Communication in Multi Agent Systems

Abstractly, an agent is "a computer system that is situated in some environment, and that is capable of autonomous action in this environment in order to meet its design objective" (Wooldridge, 2009, p. 15; Wooldridge, 1995). Just as humans must negotiate and cooperate to achieve shared goals, so too must agents within multi-agent systems (Wooldridge, 2009, p. 24-25). This is only possible if agents have an effective means of communication. To communicate they must have a (R1) shared conceptual understanding of the topic on which they communicate (e.g. two agents can only communicate about weather if they both 'know' what it means to be sunny, raining and overcast, and have a notion of temperature and a measure - such as degree celsius - by which to describe it) and (R2) a means of sender (resp. reciever) encoding (resp. decoding) messages to transmit these concepts between agents. We shall refer to the requirement that agents are "capable of autonomous action [execution]" (Wooldridge, 2009, p. 15) as (R1E).

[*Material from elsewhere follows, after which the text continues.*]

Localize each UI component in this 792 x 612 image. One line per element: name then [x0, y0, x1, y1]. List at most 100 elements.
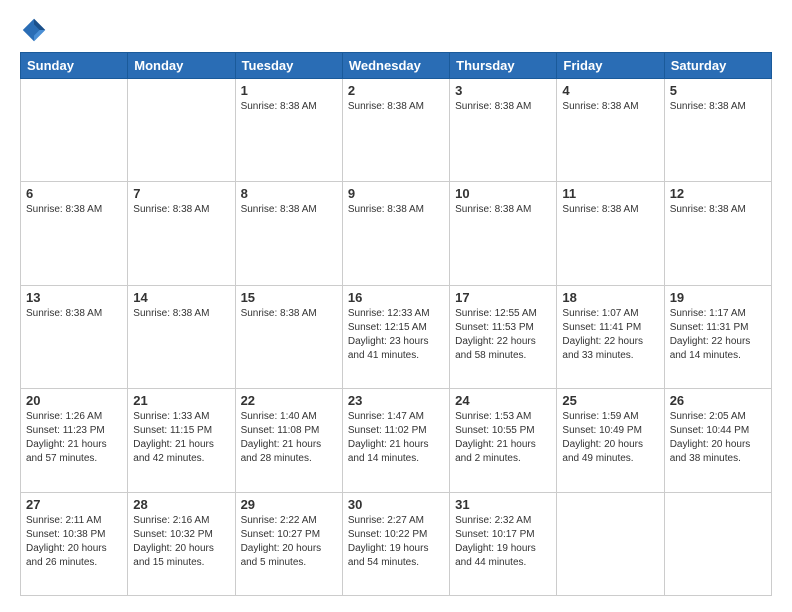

Since the emergence of autonomous agents in the 1980's (Wooldridge, 2009, p. 304) there have been numerous developments in the way in which agents understand (R1) and transmit (R2) concepts.

First, came systems where human programmers would encode specific execution semantics in code (R1E) for instance the "concept of temperature" would be defined by a function which takes a reading from a temperature sensor and these systems would communicate (R2) using a structured encoding such as sending JSON encoded objects over the Web - containing a "temperature" key. In this paradigm, the conceptual understanding (e.g. of temperature) (R1) did not fully live within the system, but was rather implicitly communicated between systems in the form of API documentation where the developers implementing each system would explain to each other "the temperature key in the JSON object is a 32bit floating point value representing the temperature, in central London, as measured in degrees celsius". Naturally, these primitive agents had very limited versatility as human developers were required to define the execution semantics and conceptual semantics (documentation) by one exact very precise concept at a time. Moreover, these agents, which are still widespread in the form of Web APIs, face an interoperability problem - as there are countless Web APIs all of which have a "temperature" key in the JSON object they return; but with different meanings due to the implicit semantics of the metric, collection location, collection date etc. encoded in the API documentation. This tightly binds/couples the client-agent to communicate with a single server agent and to communicate with more "agents" the developer must manually write code to decode the different encodings of different server agents and align the conceptual understanding across different documentation.

Subsequent developments saw attempts to migrate this conceptual understanding (R1) from documentation to data which is sent between agents (Verborgh et al., 2013, Verborgh, 2013, Verborgh, 2021, webservices). In domains such as the Semantic Web, conceptual understanding is described symbolically using ontologies (Wooldridge, 2009, p. 180) and rules (Wooldridge, 1991, verborgh2015drawing) (R1) - and encoded in highly generic RDF syntaxes (R2). With these agents (systems) possessing a symbolic understanding of concepts, they are able to precisely describe and reason about the information they send and receive. This increases agent interoperability and portability by making explicit the semantics that are often implicitly encoded in API documentation; moreover, agent versatility increases with the ability to describe requests and responses on the fly without being constrained to use the finite set of concepts listed in API documentation. However, ontologists are still required to build the vocabularies and rules for concept description (e.g. someone must manually define "degrees celsius" as a "unit of measure" for "temperature"; someone must provide the rules that define the mapping between "degrees celsius" and "fahrenheit" so that systems using two different measures can interoperate) (R1) and developers are still required to write code that defines the execution semantics (R1E) that is, a system can semantically formulate the question "what is the current temperature in London in degrees Celsius"; but a developer is then still required to write the code that then fetches the temperature from the sensor. Furthermore, in this paradigm "If two agents are to communicate about some domain, then it is necessary for them to agree on the terminology that they use to describe this domain." (Wooldridge, 2009), often requiring agents to share the same vocabularies and hence "worldviews".

Now LLM-powered agents are emerging, with many using LLMs trained upon a textual corpus containing a vast array of human knowledge. Consequently, these agents have been demonstrating a greater breadth and depth of conceptual understanding (R1) than human developers could imagine encoding by hand in formal ontologies. Moreover, LLMs can encode and decode these concepts in natural language (as well as, increasingly, machine syntaxes) (R2). Conversational LLMs also possess inherent execution semantics (R1E) with the capability to formulate a written response to any input which they are given. These execution semantics, however, do not extend to access of system-level knowledge or resources (such as temperature sensors) and are less reliable/deterministic than production-ready implementations of previous generations of agents. The trade-off of the breadth and depth of LLM understanding; is an increased vagueness of concepts and the presence of internal inconsistencies in LLM conceptualisations - moreover, there is no single worldview, per se, that the language model holds; and, just as with humans, the facts that an LLM claims are highly dependent on the context of the conversation in which they occur.